What this means is that we should not focus on one leg of the mandate without consideration for the other. For example, cutting interest rates today to boost inflation to 2 percent at some point in the future would likely cause labor markets to tighten further, leading to a reallocation of resources into the most interest sensitive sectors. Given the current unresponsiveness of inflation to labor market tightness, it might take a considerable further easing of policy and considerable further tightening of labor market conditions to have the desired impact on inflation. And given the lags with which monetary policy operates, it may take a considerable period of time. In the meantime, lower interest rates might fuel asset price bubbles, create financial imbalances, and ultimately a recession.

In current circumstances, with an unemployment rate well below its projected longer-run level, I see little reason to be concerned about inflation running a bit below its longer-run objective. Moreover, I am not convinced that a slight undershoot of inflation below objective requires an offsetting overshoot of the objective. As I mentioned earlier, the current benign inflation outlook gives us the opportunity to test our assumptions about the degree of slack in the economy and the level of the neutral rate of interest.
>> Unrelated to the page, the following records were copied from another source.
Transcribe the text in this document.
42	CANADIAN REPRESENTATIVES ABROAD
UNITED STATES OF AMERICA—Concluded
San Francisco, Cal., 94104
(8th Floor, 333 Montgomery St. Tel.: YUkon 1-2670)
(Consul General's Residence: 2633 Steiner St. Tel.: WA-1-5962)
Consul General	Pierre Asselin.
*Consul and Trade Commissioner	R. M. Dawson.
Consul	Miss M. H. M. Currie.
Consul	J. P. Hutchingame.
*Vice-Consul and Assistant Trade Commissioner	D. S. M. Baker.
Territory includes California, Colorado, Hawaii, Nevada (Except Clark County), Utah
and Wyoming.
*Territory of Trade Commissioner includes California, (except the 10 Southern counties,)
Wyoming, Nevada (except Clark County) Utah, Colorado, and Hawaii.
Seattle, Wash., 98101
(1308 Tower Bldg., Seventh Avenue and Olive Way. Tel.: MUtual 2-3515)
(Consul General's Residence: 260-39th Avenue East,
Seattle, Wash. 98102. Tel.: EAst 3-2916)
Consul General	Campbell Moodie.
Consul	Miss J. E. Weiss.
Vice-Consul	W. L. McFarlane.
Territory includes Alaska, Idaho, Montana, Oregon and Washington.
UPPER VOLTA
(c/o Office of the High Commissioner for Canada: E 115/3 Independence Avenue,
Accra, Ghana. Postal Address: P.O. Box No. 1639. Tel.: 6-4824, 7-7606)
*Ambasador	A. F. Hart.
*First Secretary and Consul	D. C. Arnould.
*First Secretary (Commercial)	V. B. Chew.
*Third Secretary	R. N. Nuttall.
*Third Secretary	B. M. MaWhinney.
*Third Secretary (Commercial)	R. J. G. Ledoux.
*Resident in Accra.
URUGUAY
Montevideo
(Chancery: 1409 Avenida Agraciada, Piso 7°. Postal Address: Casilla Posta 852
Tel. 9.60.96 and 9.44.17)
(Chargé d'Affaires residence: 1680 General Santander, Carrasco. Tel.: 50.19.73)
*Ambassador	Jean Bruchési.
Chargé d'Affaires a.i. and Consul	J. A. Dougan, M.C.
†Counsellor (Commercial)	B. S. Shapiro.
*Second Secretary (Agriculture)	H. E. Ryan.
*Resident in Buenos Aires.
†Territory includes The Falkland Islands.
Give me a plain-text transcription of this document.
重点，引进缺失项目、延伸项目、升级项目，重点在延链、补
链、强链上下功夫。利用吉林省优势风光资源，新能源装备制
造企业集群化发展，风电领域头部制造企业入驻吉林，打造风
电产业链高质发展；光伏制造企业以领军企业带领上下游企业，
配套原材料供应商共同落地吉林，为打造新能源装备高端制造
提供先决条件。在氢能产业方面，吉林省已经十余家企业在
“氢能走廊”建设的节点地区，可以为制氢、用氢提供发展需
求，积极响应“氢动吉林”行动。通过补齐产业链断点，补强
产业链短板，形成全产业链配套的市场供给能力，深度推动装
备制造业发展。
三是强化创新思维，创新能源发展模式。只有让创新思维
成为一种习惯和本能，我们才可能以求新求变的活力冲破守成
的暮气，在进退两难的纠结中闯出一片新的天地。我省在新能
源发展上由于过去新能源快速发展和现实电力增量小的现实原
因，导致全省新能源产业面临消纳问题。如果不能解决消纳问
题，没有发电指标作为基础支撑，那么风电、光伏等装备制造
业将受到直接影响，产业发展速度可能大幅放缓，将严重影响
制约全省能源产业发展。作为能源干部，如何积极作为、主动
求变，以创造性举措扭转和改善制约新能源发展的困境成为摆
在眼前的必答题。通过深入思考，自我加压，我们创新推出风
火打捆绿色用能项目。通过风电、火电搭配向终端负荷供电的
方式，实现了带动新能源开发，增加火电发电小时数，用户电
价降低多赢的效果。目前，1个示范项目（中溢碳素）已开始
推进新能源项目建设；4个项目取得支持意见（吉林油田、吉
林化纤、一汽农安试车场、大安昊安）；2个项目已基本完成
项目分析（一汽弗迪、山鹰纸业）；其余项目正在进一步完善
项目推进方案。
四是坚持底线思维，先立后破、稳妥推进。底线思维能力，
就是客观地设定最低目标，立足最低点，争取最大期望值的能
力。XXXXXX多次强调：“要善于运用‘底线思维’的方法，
The current level of inflation may perplex central bankers and financial market participants, but in the context of a growing economy and job gains, it doesn’t demand a Fed policy response in my view. Steering what is currently a low and stable rate of inflation up by 20-50 basis points to reach a precise numerical target, while disregarding the labor market, the other leg of our dual mandate, strikes me as a degree of fine-tuning that goes beyond our span of control.

This message is based on remarks from President Esther George’s visit to Minneapolis in May.